Dorian Gray abre o sótão: Orkut

Andrea Trompczynski
Quando a tela pintada por Basil Hallward em O Retrato de Dorian Gray, começou a mostrar os primeiros sinais de mudança, Dorian percebeu que teria que mantê-la escondida e trancada à chave. Quando fraquejava com vontade de voltar à vida anterior, a influência de Lord Henry Wotton encorajava-o. Um mestre paciente e seu pupilo. A beleza andrógina de Dorian permitia-o caminhar entre la crème de la crème da alta sociedade londrina. Quando Basil descobriu o quadro, Dorian matou-o.

E se houvesse uma maneira quase anônima de expor a tela, usando uma máscara parcial? E se cada monstruosidade na tela pudesse ser indicada pelo nome da "fraqueza moral" que a gerou, como os sete pecados capitais rotulados claramente? Escrito com todas as letras, sem mais vergonha, e fizesse as pessoas sentirem medo do que há dentro delas e de como uma influência qualquer pode fazer isto despertar, crescer? 

Por ouvir meu irmão falando tantos nomes de minha infância, professores, amores platônicos e tantas histórias que ele havia encontrado no Orkut, pedi que me convidasse, sim eu queria conhecer o que era. As primeiras horas foram como as de todo mundo que conhece o programa: saudades e memórias e pequenas frustrações. Por hábito comecei então a procurar a feiúra. Fácil. Mas, por estar há muitos anos longe de chats, fóruns e ter estacionado em alguns sites que admiro ou que me são indicados, assustei-me com o que vi. Não impressionaram-me os temas, que todos temos mais ou menos de Dorian Gray, mas pela imensa exposição dos quadros mais tenebrosos ser anunciada, festejada e aclamada. Os quadros de Basil.

É a minha geração falando na comunidade "Eu Vou Para O Inferno", onde discutem: o que é melhor "torturar alguém até a morte ou o espancamento?", como atropelar motoboys, ciclistas ou como foi delicioso o som de ossos partindo quando um homem (não um adolescente rebelde ou uma criança problemática) quebrou de propósito o braço da irmã. Alguns blefam, outros estão arrependidos. Há uma competição entre os melhores, que desprezam façanhas "pequenas". Ódio declarado a religiosos, crianças, animais e deficientes é lugar-comum. Os deficientes físicos têm sido a última piada por causa das para-olimpíadas. Alguém que parece o mediador avisa quando o candidato é digno do inferno, exalta os ânimos e os assuntos vão ficando mais pesados.

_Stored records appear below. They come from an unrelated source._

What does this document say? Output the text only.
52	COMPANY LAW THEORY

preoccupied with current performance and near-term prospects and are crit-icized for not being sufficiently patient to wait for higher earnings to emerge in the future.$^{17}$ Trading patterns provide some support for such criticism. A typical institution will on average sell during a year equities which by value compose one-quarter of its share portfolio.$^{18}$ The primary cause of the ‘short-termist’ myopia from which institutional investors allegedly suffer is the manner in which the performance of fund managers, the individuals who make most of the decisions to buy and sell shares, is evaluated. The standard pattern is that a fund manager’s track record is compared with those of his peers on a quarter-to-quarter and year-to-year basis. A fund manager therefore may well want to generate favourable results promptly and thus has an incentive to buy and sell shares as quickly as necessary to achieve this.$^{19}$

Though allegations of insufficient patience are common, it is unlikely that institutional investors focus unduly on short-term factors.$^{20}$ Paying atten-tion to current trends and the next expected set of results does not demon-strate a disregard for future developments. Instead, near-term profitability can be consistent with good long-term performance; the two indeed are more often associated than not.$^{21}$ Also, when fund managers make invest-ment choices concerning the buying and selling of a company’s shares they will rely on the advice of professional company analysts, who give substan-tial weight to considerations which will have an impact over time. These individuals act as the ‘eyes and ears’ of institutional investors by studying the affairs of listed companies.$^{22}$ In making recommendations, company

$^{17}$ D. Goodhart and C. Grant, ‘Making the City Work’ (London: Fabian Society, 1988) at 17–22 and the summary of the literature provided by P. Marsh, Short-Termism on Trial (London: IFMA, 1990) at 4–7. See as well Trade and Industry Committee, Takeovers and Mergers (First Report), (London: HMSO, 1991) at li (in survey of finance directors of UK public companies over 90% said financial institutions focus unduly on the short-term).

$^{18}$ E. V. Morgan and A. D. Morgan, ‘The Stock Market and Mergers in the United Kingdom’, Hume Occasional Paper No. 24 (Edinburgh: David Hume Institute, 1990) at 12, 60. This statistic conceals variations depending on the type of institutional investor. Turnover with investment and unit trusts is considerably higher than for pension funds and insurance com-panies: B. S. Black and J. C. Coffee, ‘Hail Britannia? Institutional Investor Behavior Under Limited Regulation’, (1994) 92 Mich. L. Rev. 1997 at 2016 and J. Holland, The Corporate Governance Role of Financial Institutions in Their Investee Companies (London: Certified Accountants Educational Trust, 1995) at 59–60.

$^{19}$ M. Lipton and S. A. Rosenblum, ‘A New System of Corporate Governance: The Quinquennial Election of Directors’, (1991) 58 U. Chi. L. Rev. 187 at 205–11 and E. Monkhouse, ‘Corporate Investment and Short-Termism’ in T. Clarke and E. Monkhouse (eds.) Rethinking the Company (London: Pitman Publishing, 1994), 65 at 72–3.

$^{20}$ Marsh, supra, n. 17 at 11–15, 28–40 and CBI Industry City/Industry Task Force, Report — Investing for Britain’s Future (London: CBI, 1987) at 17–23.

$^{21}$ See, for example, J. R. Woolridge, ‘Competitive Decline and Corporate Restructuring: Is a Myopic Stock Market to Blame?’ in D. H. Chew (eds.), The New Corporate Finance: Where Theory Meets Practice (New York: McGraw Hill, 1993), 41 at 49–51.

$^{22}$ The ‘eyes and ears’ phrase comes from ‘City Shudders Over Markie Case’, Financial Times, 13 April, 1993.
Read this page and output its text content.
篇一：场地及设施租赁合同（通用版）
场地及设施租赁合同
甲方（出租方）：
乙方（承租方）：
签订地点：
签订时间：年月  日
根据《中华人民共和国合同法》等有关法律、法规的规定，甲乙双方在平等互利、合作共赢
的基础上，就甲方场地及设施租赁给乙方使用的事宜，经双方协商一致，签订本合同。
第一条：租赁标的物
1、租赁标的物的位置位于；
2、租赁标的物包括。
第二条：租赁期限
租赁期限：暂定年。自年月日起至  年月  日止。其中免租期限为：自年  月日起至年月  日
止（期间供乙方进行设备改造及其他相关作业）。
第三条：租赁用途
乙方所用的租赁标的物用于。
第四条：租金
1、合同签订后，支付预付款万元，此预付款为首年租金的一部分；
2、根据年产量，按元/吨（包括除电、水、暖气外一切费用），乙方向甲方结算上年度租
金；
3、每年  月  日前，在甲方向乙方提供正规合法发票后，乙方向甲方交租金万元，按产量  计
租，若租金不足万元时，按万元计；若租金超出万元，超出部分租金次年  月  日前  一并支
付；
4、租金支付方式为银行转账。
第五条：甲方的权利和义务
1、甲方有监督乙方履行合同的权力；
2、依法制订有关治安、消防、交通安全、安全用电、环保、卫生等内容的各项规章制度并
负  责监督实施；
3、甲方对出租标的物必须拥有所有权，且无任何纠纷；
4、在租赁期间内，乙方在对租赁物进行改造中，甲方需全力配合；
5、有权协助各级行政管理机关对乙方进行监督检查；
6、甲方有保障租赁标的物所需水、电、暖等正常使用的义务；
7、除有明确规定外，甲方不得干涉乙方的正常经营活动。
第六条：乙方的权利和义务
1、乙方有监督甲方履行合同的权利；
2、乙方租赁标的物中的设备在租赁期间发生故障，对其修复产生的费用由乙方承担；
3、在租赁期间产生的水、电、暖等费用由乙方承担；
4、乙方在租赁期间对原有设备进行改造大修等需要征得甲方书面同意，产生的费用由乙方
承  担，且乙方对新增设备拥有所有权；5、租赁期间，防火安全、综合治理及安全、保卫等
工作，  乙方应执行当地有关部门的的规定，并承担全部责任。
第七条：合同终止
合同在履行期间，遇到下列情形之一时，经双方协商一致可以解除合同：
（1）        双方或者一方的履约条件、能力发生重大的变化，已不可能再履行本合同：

Anfetaminas, calmantes e toda sorte de remédios controlados que possam fazer dormir em uma crise de fome ou eliminar o apetite estão disponíveis em comunidades pro-Ana e Mia (comunidade "Pro-ana, Pro-mia em Português", tópico "remédios", apenas para citar um exemplo), apelidos para anorexia e bulimia, última moda de internautas preocupados com a "beleza a qualquer custo" uma onda gigante da qual ninguém, ou pouquíssimos, falam. Basta escolher um dos e-mails disponíveis de usuários vendedores que fazem a propaganda explícita (sempre com a preocupação de dizer que é um "amigo" o tal do vendedor), enviar comprovante de depósito bancário e aguardar a sorte, porque o remédio pode chegar ou não. E pode ser o remédio verdadeiro ou não, que dependendo de qual seja a composição química, é uma grande sorte. Ou, mais fácil ainda, diz um dos "conselheiros", basta ligar para um disque-farmácia, pagar com cartão e esperar a entrega. Garotos e garotas de 13, 14 anos trocam dicas de como comer e vomitar sem que os pais ouçam. Competem e fazem juntos jogos chamados no foodque são dias (dias!) em jejum. Alguns evitam até a água, para não "inchar". Quando outros entram tentando ajudar, sempre alguém que teve problemas sérios por desordens alimentares, eles respondem que são doentes, sofrem com isso, mas não querem ou não podem mudar.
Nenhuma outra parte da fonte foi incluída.